See above. Restaurant capacity is a necessary prerequisite for the Disney Dining Plan being brought back.
We would not expect non-physically distanced character meet & greets to return anytime soon. To the contrary, this will likely be one of the last things to go back to normal. Possibly not until 2022.
It’s entirely about perception and practicality. Disney cannot and will not mandate that performers are vaccinated, and it’d be a bad look to allow a potentially unvaccinated performer to hug a child who cannot yet be vaccinated. Disney also cannot reasonably dictate that kids don’t touch the characters; that’s not a realistic rule.
The actual risk of such a scenario might be virtually nonexistent based on the brief exposure time and the “layers” separating the fur characters from the child, but so much of what Disney is doing and has done is about optics rather than safety.
At this point, there is no compelling scientific reason to not bring buffets back at this point. Buffet lines could have the same physical distancing markers as queues for those fleeting encounters.
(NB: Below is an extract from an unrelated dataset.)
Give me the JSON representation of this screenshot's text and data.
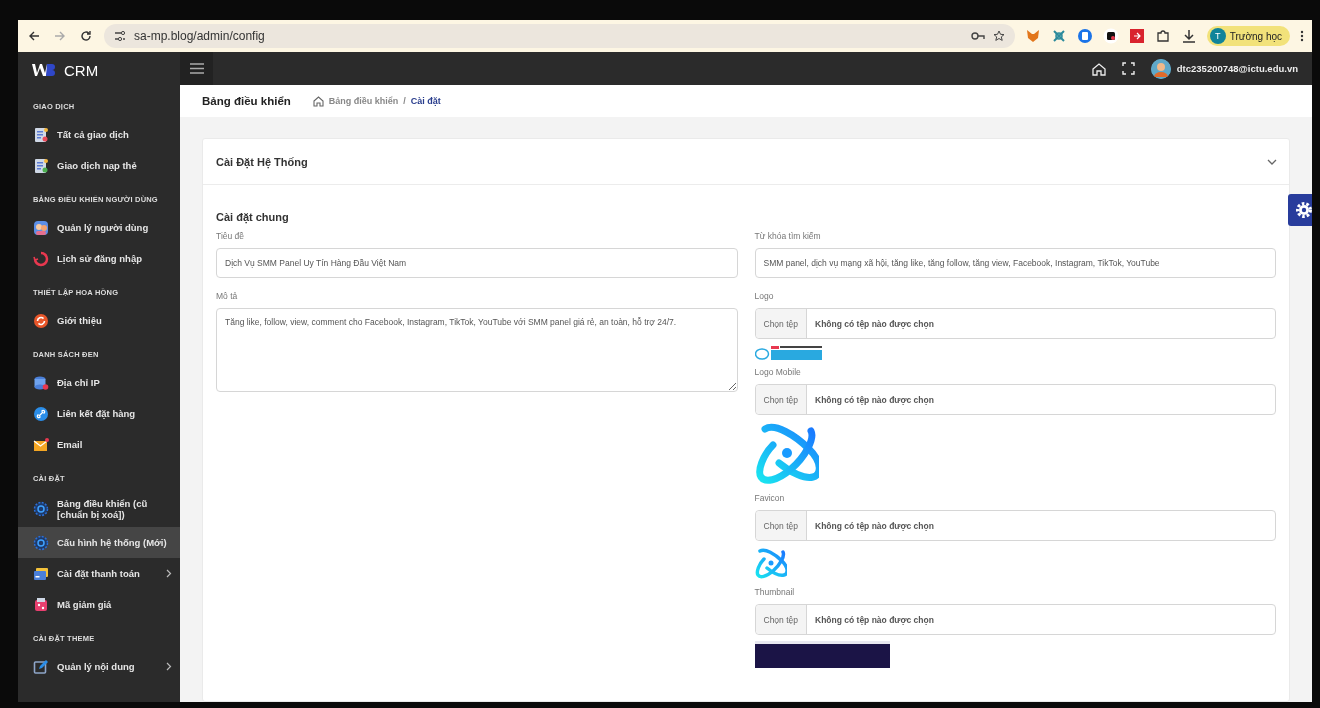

Given that fomite or surface transmission is exceedingly rare and unlikely, handling the serving utensils or being near communal food does not present any meaningfully degree of actual risk, although there’s undoubtedly still the perception it does.
Again, perception is everything. As such, we don’t see buffets coming back this summer. Perhaps later in the year if all hygiene theater ends, but companies will want to retain the appearance of some safety measures even after the most meaningful ones have been dropped. Conversely, the absence of things like buffets and playgrounds might be frustrating and almost nonsensical, but they’re far less impactful on the overall guest experience than outdoor face masks. That’s a trade-off we’ll happily accept!
Thoughts on Walt Disney World relaxing its face mask rule outdoors? Do you agree or disagree with the swift relaxation of rules? Surprised by Disney’s quick rule change? Pleased or displeased by the decision? Think Walt Disney World has more plans to return to normal? Expectations with the Dining Plan, FastPass+, fireworks, meet & greets, or anything else? Please keep the comments civil. This is not the place for arguing about efficacy, politics, and so forth—all such comments will be deleted, irrespective of perspective. You are not going to change anyone’s mind via the comments section on this blog, nor are you going to change Disney’s rules or public policy. If you wish to contest this, rather than yelling into the internet abyss, have your voice heard in a meaningful way by contacting Disney or your local elected officials.